Read more: 10 Easy Drink Swaps to Cut Down on Sugar
3. Shop Strategically
Another strategy is to start buying products with less added sugar. A 2012 study published in the Journal of the Academy of Nutrition and Dietetics found that a whopping 75 percent of packaged foods in the supermarket had sugar added, in everything from cakes and cookies to granola bars and yogurt.
But finding out just how much added sugar is in a product isn't always easy. Currently the "sugars" line on a product's nutrition facts panel only lists total sugars, which can include both added sugar and the naturally occurring kind.
"Examine not just the nutrition facts panel to assess how many grams of sugar, but read the ingredient list for words aligned with sugar too," says Allison Stowell, a registered dietitian.
There are tons of different names for sugar, though. Here are a few to watch out for:
- Those
ending in "ose," such as dextrose and sucrose
- High fructose corn syrup
- Brown sugar
- Molasses
- Agave
- Cane
sugar
- Fruit juice concentrates
- Honey
- Maple syrup
Ingredients are listed in order of how much is in the product, so if sugar's near the top or several sugars appear on the label, that's a red flag. The good news is the Food and Drug Administration now requires nutrition facts label to list "added sugars."
4. Eliminate Temptation
Help yourself as you're trying to cut back on the sweet stuff by removing sugary temptations from sight. "The number one thing is to get those sugary foods out of your environment; get it out of your home," says Schmidt.
That means clearing your cupboards and pantry of these foods and trying not to buy any more of them. The harder it is to access those junky foods if a craving hits, the less likely you are to eat them.
Instead, Schmidt recommends making an event of eating sugary foods, rather than it being the norm. Craving ice cream? Go to the ice cream shop instead of keeping a gallon in your freezer. That way, you're less likely to go back for seconds (or thirds).
The same goes at work. Do you reach for a soda when you hit an afternoon lull? Make sure there aren't any in the work fridge and have another healthier beverage around instead. You can also use the opportunity to help reduce your friend's and co-workers' sugar intake, too (just be sure not to become the bossy sugar police).
"Office birthdays, dinner out with friends and weekend parties are all breeding grounds for the pressures that come when food is around," says Sanfilippo. "We should be creating more environments where we celebrate and enjoy social time together around healthy foods."
5. Avoid Artificial Sweeteners
As you start minimizing sugar, you may be tempted to swap in more artificial sweeteners, like those found in diet soda and sugar-free candy. It's true that these sweeteners can help ease the process, and the AHA says you can try them in moderation, but some caution against their use as a sugar-cutting strategy.

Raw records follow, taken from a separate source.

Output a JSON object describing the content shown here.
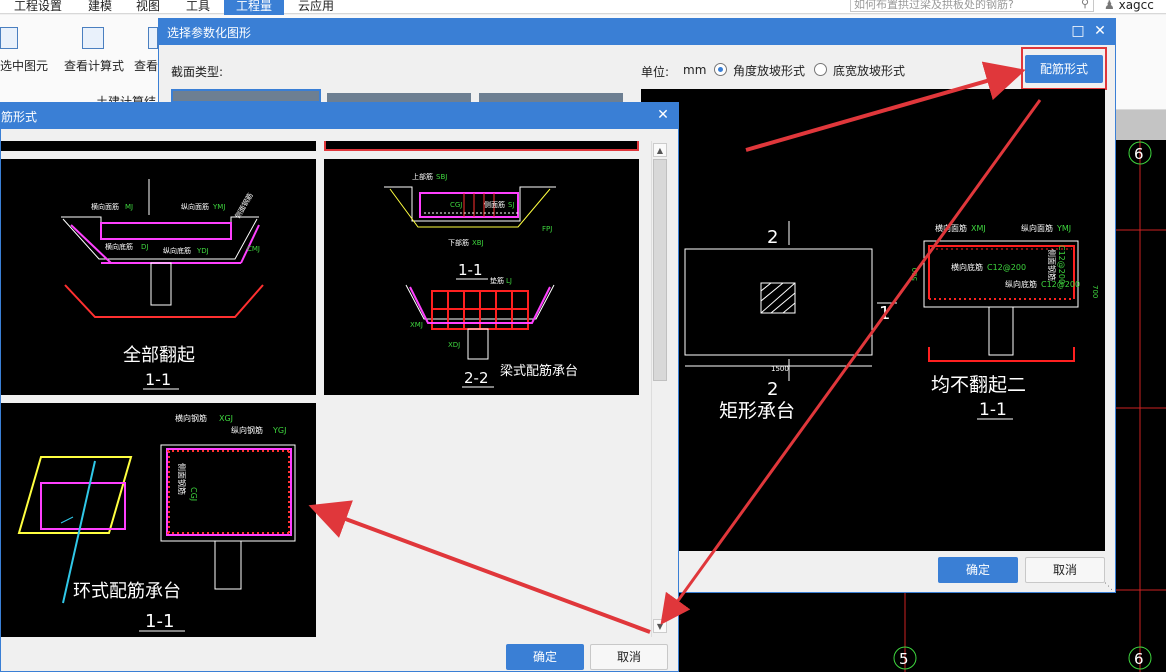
{
  "menu": {
    "items": [
      "工程设置",
      "建模",
      "视图",
      "工具",
      "工程量",
      "云应用"
    ],
    "active_index": 4,
    "search_placeholder": "如何布置拱过梁及拱板处的钢筋?",
    "user": "xagcc"
  },
  "ribbon": {
    "select_element": "选中图元",
    "view_formula": "查看计算式",
    "view_formula2": "查看",
    "civil_calc": "土建计算结"
  },
  "dialog_select": {
    "title": "选择参数化图形",
    "section_type_label": "截面类型:",
    "unit_label": "单位:",
    "unit_value": "mm",
    "radio_angle": "角度放坡形式",
    "radio_width": "底宽放坡形式",
    "radio_selected": "angle",
    "rebar_form_button": "配筋形式",
    "ok": "确定",
    "cancel": "取消"
  },
  "preview": {
    "rect_label": "矩形承台",
    "section_mark_top": "2",
    "section_mark_bottom": "2",
    "section_mark_side": "1",
    "dimension": "1500",
    "right_title": "均不翻起二",
    "right_sub": "1-1",
    "bar_hx": "横向面筋",
    "bar_hx_code": "XMJ",
    "bar_zx": "纵向面筋",
    "bar_zx_code": "YMJ",
    "bar_hd": "横向底筋",
    "bar_hd_code": "C12@200",
    "bar_zd": "纵向底筋",
    "bar_zd_code": "C12@200",
    "side_bar": "侧面钢筋",
    "side_bar_code": "C12@200",
    "dim_h": "500",
    "dim_c": "700"
  },
  "dialog_rebar": {
    "title": "筋形式",
    "ok": "确定",
    "cancel": "取消",
    "thumbs": [
      {
        "title": "全部翻起",
        "sub": "1-1",
        "labels": [
          "横向面筋",
          "MJ",
          "纵向面筋",
          "YMJ",
          "横向底筋",
          "DJ",
          "纵向底筋",
          "YDJ",
          "CMJ",
          "侧面钢筋"
        ]
      },
      {
        "title": "梁式配筋承台",
        "sub1": "1-1",
        "sub2": "2-2",
        "labels": [
          "上部筋",
          "SBJ",
          "CGJ",
          "侧面筋",
          "SJ",
          "下部筋",
          "XBJ",
          "FPJ",
          "垫筋",
          "LJ",
          "XMJ",
          "XDJ"
        ]
      },
      {
        "title": "环式配筋承台",
        "sub": "1-1",
        "labels": [
          "横向钢筋",
          "XGJ",
          "纵向钢筋",
          "YGJ",
          "侧面钢筋",
          "CGJ"
        ]
      }
    ]
  },
  "colors": {
    "accent": "#3a7fd5",
    "highlight": "#e0373b",
    "cad_bg": "#000000"
  }
}
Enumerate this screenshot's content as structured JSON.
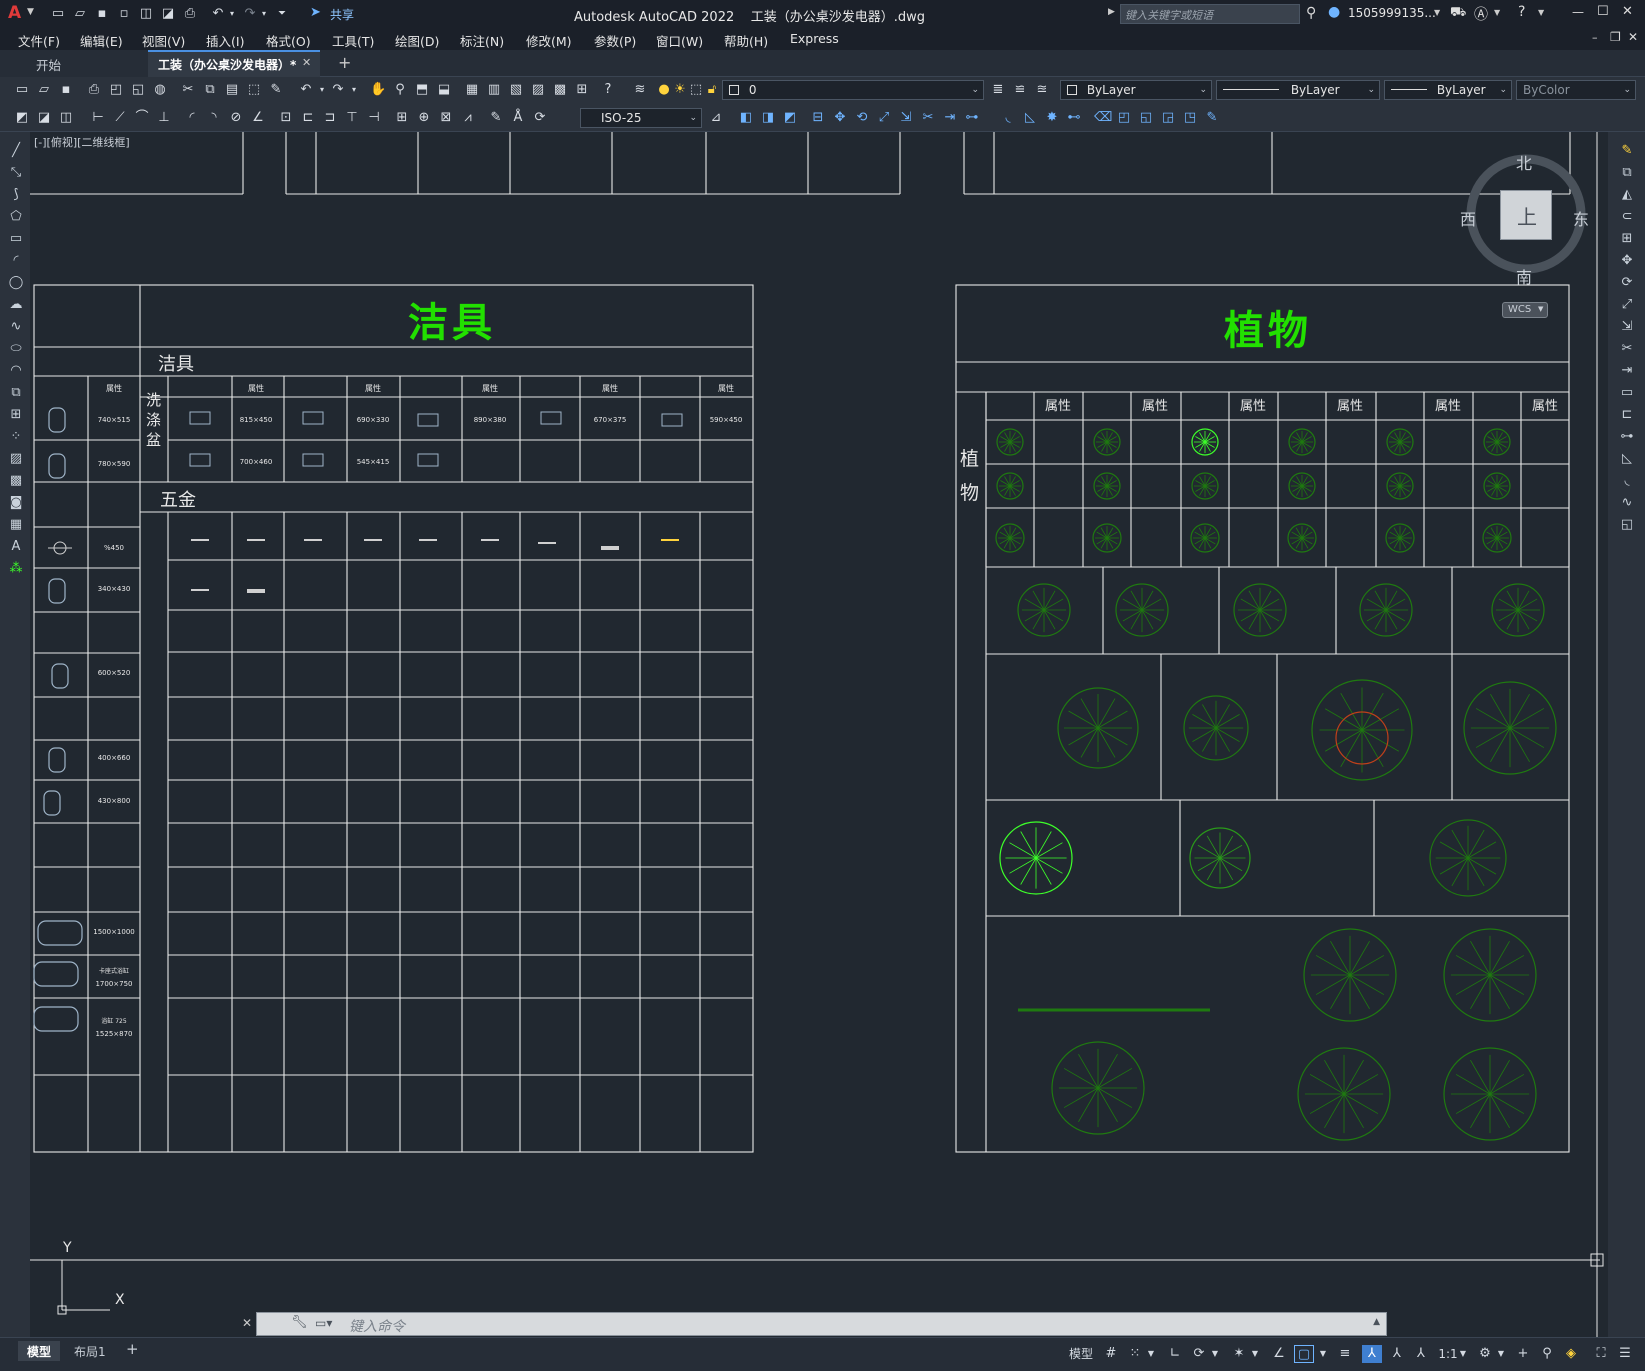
{
  "titlebar": {
    "app_logo": "A",
    "share_label": "共享",
    "title": "Autodesk AutoCAD 2022    工装（办公桌沙发电器）.dwg",
    "search_placeholder": "键入关键字或短语",
    "user": "1505999135...",
    "window_buttons": [
      "—",
      "☐",
      "✕"
    ]
  },
  "menubar": {
    "items": [
      "文件(F)",
      "编辑(E)",
      "视图(V)",
      "插入(I)",
      "格式(O)",
      "工具(T)",
      "绘图(D)",
      "标注(N)",
      "修改(M)",
      "参数(P)",
      "窗口(W)",
      "帮助(H)",
      "Express"
    ]
  },
  "tabs": {
    "start": "开始",
    "active": "工装（办公桌沙发电器）*",
    "add": "+"
  },
  "toolbar": {
    "layer_value": "0",
    "color_value": "ByLayer",
    "linetype_value": "ByLayer",
    "lineweight_value": "ByLayer",
    "plotstyle_value": "ByColor",
    "dimstyle_value": "ISO-25"
  },
  "viewport": {
    "label": "[-][俯视][二维线框]",
    "viewcube": {
      "north": "北",
      "south": "南",
      "east": "东",
      "west": "西",
      "face": "上",
      "wcs": "WCS"
    },
    "ucs": {
      "x": "X",
      "y": "Y"
    }
  },
  "drawing": {
    "left_panel": {
      "title": "洁具",
      "section1": "洁具",
      "wash_basin_label": [
        "洗",
        "涤",
        "盆"
      ],
      "section2": "五金",
      "attr_header": "属性",
      "left_sizes": [
        "740×515",
        "780×590",
        "%450",
        "340×430",
        "600×520",
        "400×660",
        "430×800",
        "1500×1000",
        "1700×750",
        "1525×870"
      ],
      "basin_sizes_row1": [
        "815×450",
        "690×330",
        "890×380",
        "670×375",
        "590×450"
      ],
      "basin_sizes_row2": [
        "700×460",
        "545×415"
      ]
    },
    "right_panel": {
      "title": "植物",
      "side_label": [
        "植",
        "物"
      ],
      "attr_header": "属性"
    }
  },
  "command": {
    "placeholder": "键入命令"
  },
  "statusbar": {
    "tabs": [
      "模型",
      "布局1",
      "+"
    ],
    "model_label": "模型",
    "scale": "1:1"
  },
  "colors": {
    "background": "#212830",
    "title_green": "#22e000",
    "line_white": "#e8e8e8",
    "plant_green": "#1f7a10",
    "plant_bright": "#3dff2a"
  }
}
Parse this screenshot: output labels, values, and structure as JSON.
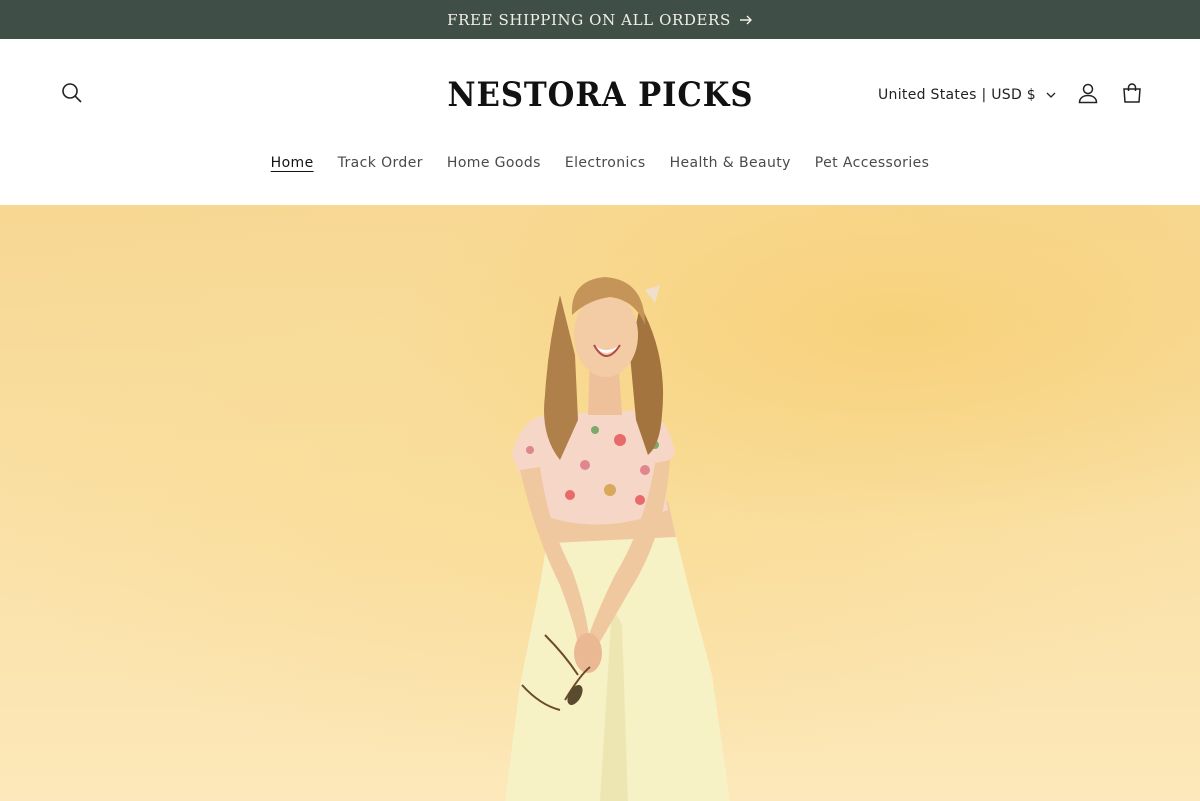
{
  "announcement": {
    "text": "FREE SHIPPING ON ALL ORDERS",
    "arrow_icon": "arrow-right-icon"
  },
  "header": {
    "logo": "NESTORA PICKS",
    "locale": "United States | USD $",
    "icons": [
      "search-icon",
      "chevron-down-icon",
      "account-icon",
      "cart-icon"
    ]
  },
  "nav": {
    "items": [
      {
        "label": "Home",
        "active": true
      },
      {
        "label": "Track Order"
      },
      {
        "label": "Home Goods"
      },
      {
        "label": "Electronics"
      },
      {
        "label": "Health & Beauty"
      },
      {
        "label": "Pet Accessories"
      }
    ]
  },
  "colors": {
    "announcement_bg": "#3f4f47",
    "hero_bg": "#f9dc97"
  }
}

"While we believe artificial sweeteners to be safe, and they do benefit individuals who are cutting back on sugar to reduce their calorie intake, I don't recommend using them to wean off sugar because they perpetuate the craving for sweet that these individuals are trying to overcome," says Stowell.
Schmidt also warns that these sweeteners could have similar detrimental effects as sugar. "There's growing evidence that the three main sweeteners (saccharin, surculose and aspartame) are linked to weight gain and glucose intolerance, which is related to a rise in insulin and type 2 diabetes," she says.
Instead, ease into cutting back your sugar intake. If you currently use two packets of sugar in your coffee, for instance, scale back over a few weeks to 1.5, then one, and then nothing.